The Windows Of The World…

The windows of the songwriter’s world may be covered in raindrops but the windows of the Little World’s modelmakers generally exhibit glue, paint, and fingerprints. It did not use to bother me, but I’ve grown more childish as I have matured and I now find it an annoyance. The solution to the problem still seems to elude me.

I remember being careful as a child when gluing canopies on model aircraft and I was reasonably successful – but then the frame lines on the canopies were hand-painted by a 10-year-old and that shows the level of satisfaction that myopia can bring. Nowadays I try to mask the things off with thin tapes or rubber solution before I spray paint – it can be effective on one model and a disaster on another. We’re still not to a level of consistent skill.
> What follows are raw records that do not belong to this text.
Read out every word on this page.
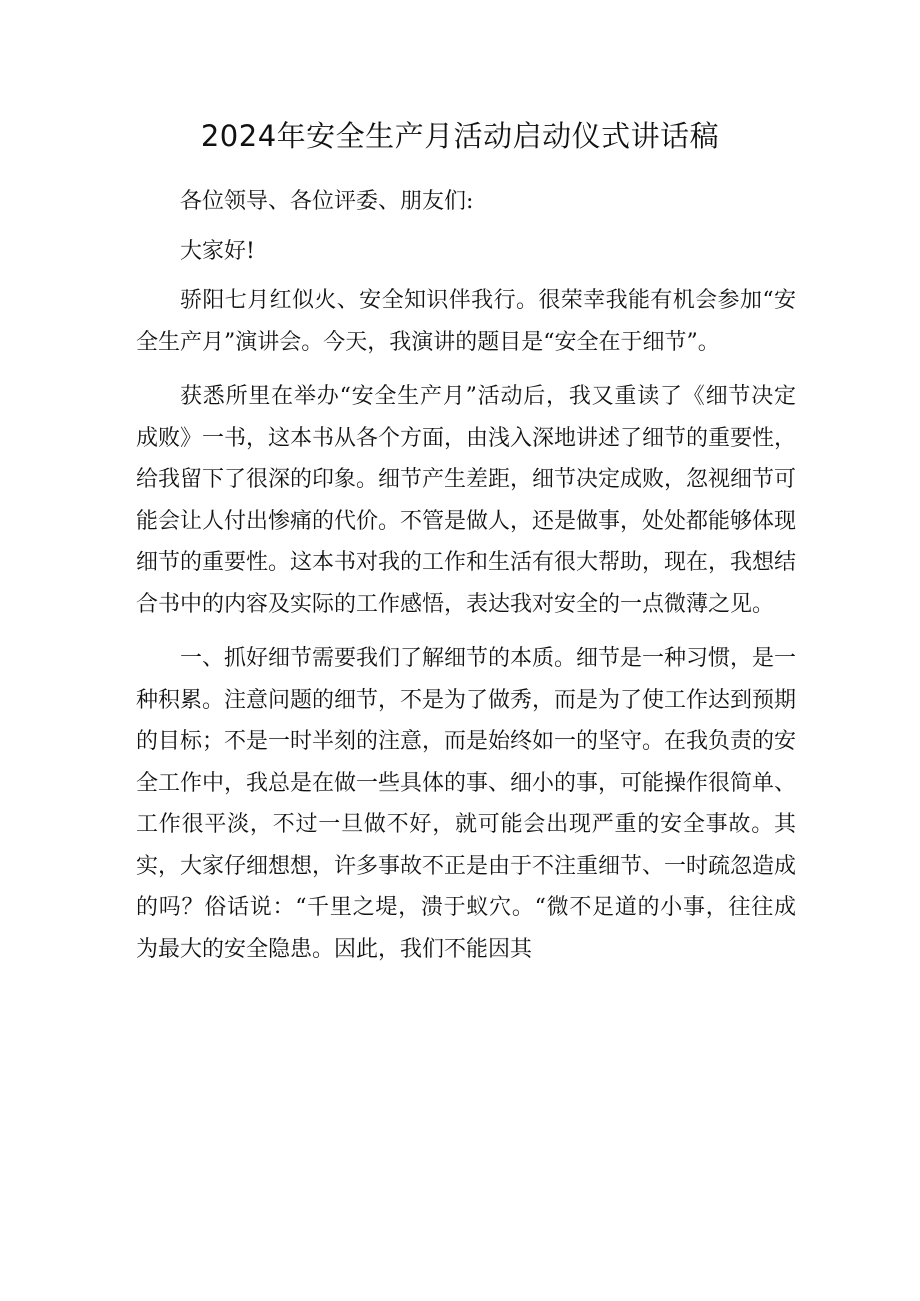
2024年安全生产月活动启动仪式讲话稿

各位领导、各位评委、朋友们:

大家好!

骄阳七月红似火、安全知识伴我行。很荣幸我能有机会参加“安全生产月”演讲会。今天，我演讲的题目是“安全在于细节”。

获悉所里在举办“安全生产月”活动后，我又重读了《细节决定成败》一书，这本书从各个方面，由浅入深地讲述了细节的重要性，给我留下了很深的印象。细节产生差距，细节决定成败，忽视细节可能会让人付出惨痛的代价。不管是做人，还是做事，处处都能够体现细节的重要性。这本书对我的工作和生活有很大帮助，现在，我想结合书中的内容及实际的工作感悟，表达我对安全的一点微薄之见。

一、抓好细节需要我们了解细节的本质。细节是一种习惯，是一种积累。注意问题的细节，不是为了做秀，而是为了使工作达到预期的目标；不是一时半刻的注意，而是始终如一的坚守。在我负责的安全工作中，我总是在做一些具体的事、细小的事，可能操作很简单、工作很平淡，不过一旦做不好，就可能会出现严重的安全事故。其实，大家仔细想想，许多事故不正是由于不注重细节、一时疏忽造成的吗？俗话说：“千里之堤，溃于蚁穴。“微不足道的小事，往往成为最大的安全隐患。因此，我们不能因其
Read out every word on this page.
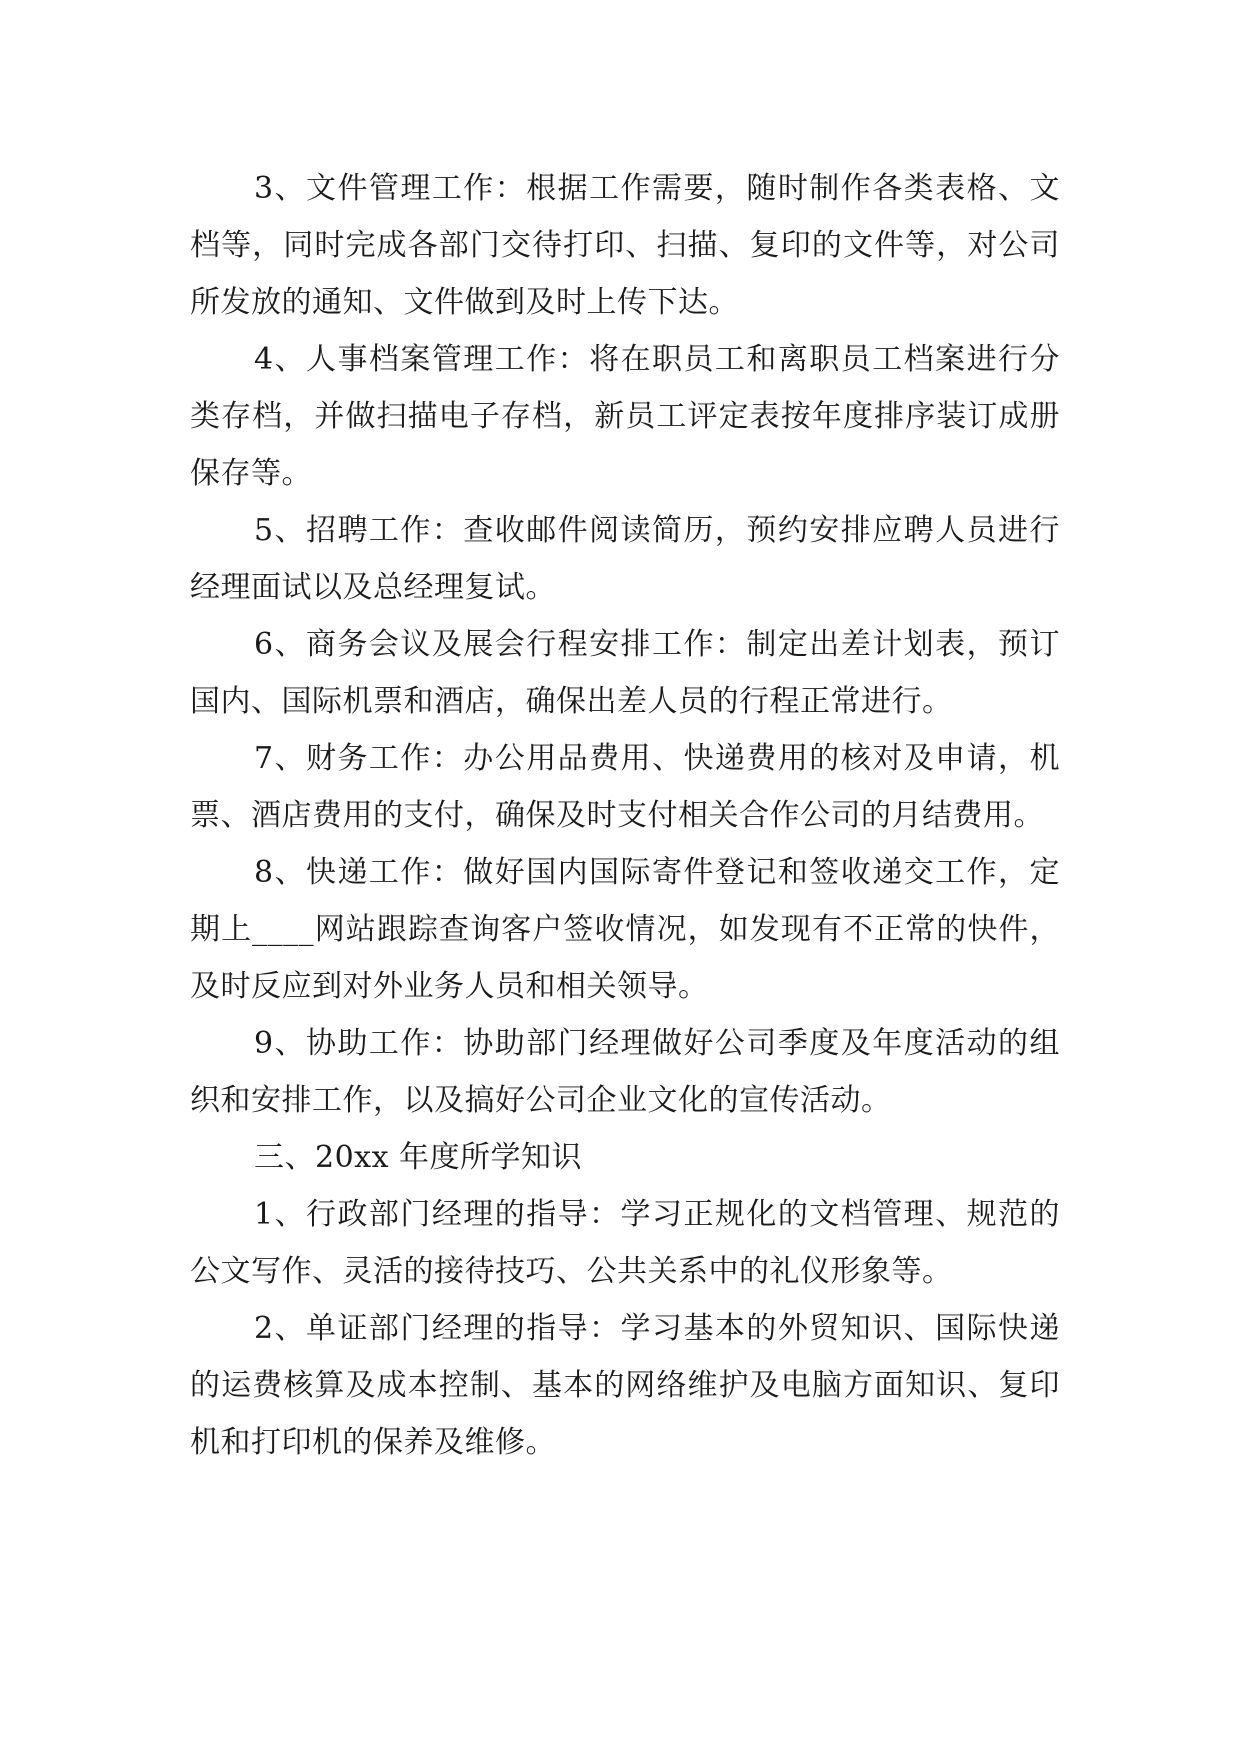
3、文件管理工作：根据工作需要，随时制作各类表格、文档等，同时完成各部门交待打印、扫描、复印的文件等，对公司所发放的通知、文件做到及时上传下达。

4、人事档案管理工作：将在职员工和离职员工档案进行分类存档，并做扫描电子存档，新员工评定表按年度排序装订成册保存等。

5、招聘工作：查收邮件阅读简历，预约安排应聘人员进行经理面试以及总经理复试。

6、商务会议及展会行程安排工作：制定出差计划表，预订国内、国际机票和酒店，确保出差人员的行程正常进行。

7、财务工作：办公用品费用、快递费用的核对及申请，机票、酒店费用的支付，确保及时支付相关合作公司的月结费用。

8、快递工作：做好国内国际寄件登记和签收递交工作，定期上____网站跟踪查询客户签收情况，如发现有不正常的快件，及时反应到对外业务人员和相关领导。

9、协助工作：协助部门经理做好公司季度及年度活动的组织和安排工作，以及搞好公司企业文化的宣传活动。

三、20xx 年度所学知识

1、行政部门经理的指导：学习正规化的文档管理、规范的公文写作、灵活的接待技巧、公共关系中的礼仪形象等。

2、单证部门经理的指导：学习基本的外贸知识、国际快递的运费核算及成本控制、基本的网络维护及电脑方面知识、复印机和打印机的保养及维修。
The fastening of the things to the basic structure of the fuselage has now gone from Humbrol cement to Weldbond white PVA glue. As the PVA sets it becomes clear and any little inadvertencies tend to be invisible. I did try cyanoacrylate many years ago in the construction of a fishing boat bridge, but the glue let off a fine white mist that eventually fogged the windows anyway. I’m pleased that PVA has been suggested as it might be possible to soften it with water  and re-set things should something go awry in the original gluing – can’t do that with solvent cements.

Todays’s effort on the cabin windows of the Northrop Delta 1D were almost successful precisely because of the PVA trick – anything else would have made a sloppier mess. I’ve learned to wipe over the visible surface of a window with water after the PVA is applied to get the bulk of it off. The other trick I picked up  – and pick-up was precisely what was needed – was to put a tiny blob of Blutack or Uhu yellow tack on the end of a matchstick. The window then has a handle to steer it into place and when it’s in, you just twist sideways to disengage the stick. Beats mini tweezers.

I’ve been advised to use floor polish to brighten the canopies on aircraft. This may be a good idea, but I’m not sure how it will affect the attempts at masking those frame lines. I dread the day when I get proud and incautious and try to razor-saw a canopy apart to show it open…

Note that the commercial rubber solution is effective, but tends to be stinky and difficult to paint on in the Hot Australian shed – it dries before you get a chance to spread it out properly. There is also a caveat on the bottle that it must be peeled off within three days – and sometimes the modelling schedule goes much longer than this. So I have welcomed the advent of the PVA idea.

Today I also found a bottle of Micro mask in the local shop – it’s listed as water-soluble, and that seems to make it slower drying in use. I’ve masked up a spare clear turret with it and will spray to try the effect. The bottle says it can also be cut to size – presumably if you have a bit of trouble keeping to the edges of the windows you can knife it off prior to the spray job. Anything that will make the masking of compound curves better will be appreciated.